Viruses and other malware were often more of a nuisance, causing slowness and other mischief (typically just on Windows PCs). Now that’s changing. Savvy methods of extortion are gaining a foothold — and, as per this story, “there is no technological barrier that prevents the virus from infiltrating Macs.”
Five Security Essentials for 2016
Let the hacked mother of that NYT reporter be a wake-up call: Time and effort to protecting yourself pales in comparison to cleaning up an infection (or paying a Russian crime syndicate to retrieve personal or business documents). So with that in mind, here are four basic things you can do to avoid being a victim:
❶ If it’s free and unsolicited, chances are it’s a scam
Use only software from places you completely trust — companies that you recognize and those that are widely used and reviewed. Get them from the manufacturer or major online retailers. Programs like MacKeeper that purport to clean up your computer often do nothing at best, and actually make things worse by weighing down your system with useless background tasks.
❷ It’s time to get serious with passwords
That means using a password manager, unless you’re highly disciplined and use a manual process such as an encrypted Word doc. The bad guys use powerful and sophisticated methods to crack passwords, and following the requisite password rules of (long, complex, unique) become too time-consuming to be feasible if you’re like most folks and need logins to dozens and dozens of sites across the web.
❸ Use good anti-virus software and back up
Mac owners actually do need to consider an anti-virus program these days, and our top choice is the free Sophos AV. Here are a few others reviewed. For PCs, here’s CNet’s top 3 choices to keep the nasties off your PC. And last but not least, having a well configured, offline backup is the best defense against ransomware.
❹ Update, update, update
We get this question a lot: why so many updates? More often than not, it’s because a security hole has been found, and patched. The ones you really should not ignore are updates to your Mac or Windows operating system, Adobe Acrobat or Flash, Microsoft Office, or Oracle’s Java (if you need it.)

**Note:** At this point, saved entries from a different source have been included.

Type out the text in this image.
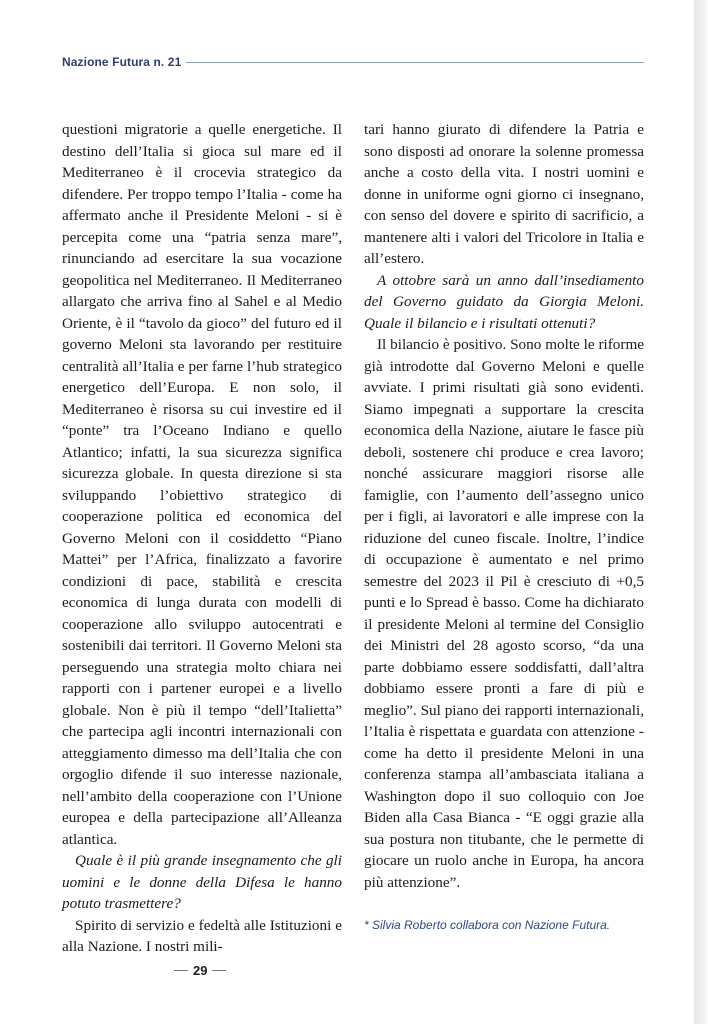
Nazione Futura n. 21

questioni migratorie a quelle energetiche. Il destino dell’Italia si gioca sul mare ed il Mediterraneo è il crocevia strategico da difendere. Per troppo tempo l’Italia - come ha affermato anche il Presidente Meloni - si è percepita come una “patria senza mare”, rinunciando ad esercitare la sua vocazione geopolitica nel Mediterraneo. Il Mediterraneo allargato che arriva fino al Sahel e al Medio Oriente, è il “tavolo da gioco” del futuro ed il governo Meloni sta lavorando per restituire centralità all’Italia e per farne l’hub strategico energetico dell’Europa. E non solo, il Mediterraneo è risorsa su cui investire ed il “ponte” tra l’Oceano Indiano e quello Atlantico; infatti, la sua sicurezza significa sicurezza globale. In questa direzione si sta sviluppando l’obiettivo strategico di cooperazione politica ed economica del Governo Meloni con il cosiddetto “Piano Mattei” per l’Africa, finalizzato a favorire condizioni di pace, stabilità e crescita economica di lunga durata con modelli di cooperazione allo sviluppo autocentrati e sostenibili dai territori. Il Governo Meloni sta perseguendo una strategia molto chiara nei rapporti con i partener europei e a livello globale. Non è più il tempo “dell’Italietta” che partecipa agli incontri internazionali con atteggiamento dimesso ma dell’Italia che con orgoglio difende il suo interesse nazionale, nell’ambito della cooperazione con l’Unione europea e della partecipazione all’Alleanza atlantica.

Quale è il più grande insegnamento che gli uomini e le donne della Difesa le hanno potuto trasmettere?

Spirito di servizio e fedeltà alle Istituzioni e alla Nazione. I nostri mili-

tari hanno giurato di difendere la Patria e sono disposti ad onorare la solenne promessa anche a costo della vita. I nostri uomini e donne in uniforme ogni giorno ci insegnano, con senso del dovere e spirito di sacrificio, a mantenere alti i valori del Tricolore in Italia e all’estero.

A ottobre sarà un anno dall’insediamento del Governo guidato da Giorgia Meloni. Quale il bilancio e i risultati ottenuti?

Il bilancio è positivo. Sono molte le riforme già introdotte dal Governo Meloni e quelle avviate. I primi risultati già sono evidenti. Siamo impegnati a supportare la crescita economica della Nazione, aiutare le fasce più deboli, sostenere chi produce e crea lavoro; nonché assicurare maggiori risorse alle famiglie, con l’aumento dell’assegno unico per i figli, ai lavoratori e alle imprese con la riduzione del cuneo fiscale. Inoltre, l’indice di occupazione è aumentato e nel primo semestre del 2023 il Pil è cresciuto di +0,5 punti e lo Spread è basso. Come ha dichiarato il presidente Meloni al termine del Consiglio dei Ministri del 28 agosto scorso, “da una parte dobbiamo essere soddisfatti, dall’altra dobbiamo essere pronti a fare di più e meglio”. Sul piano dei rapporti internazionali, l’Italia è rispettata e guardata con attenzione - come ha detto il presidente Meloni in una conferenza stampa all’ambasciata italiana a Washington dopo il suo colloquio con Joe Biden alla Casa Bianca - “E oggi grazie alla sua postura non titubante, che le permette di giocare un ruolo anche in Europa, ha ancora più attenzione”.

* Silvia Roberto collabora con Nazione Futura.
29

❺ Email is the least secure part of the web
In two big ways: Firstly, emails are sent and stored in plain text over the internet, which is very different than the way you send passwords and credit card data to secure websites (test them here). Secondly, emails are the primary vectors of hacking; the source of the big data breaches making headlines. Google and other big email providers do some checking for you, but always be careful clicking links to emails, be they commercial or from friends (who might’ve just been hacked).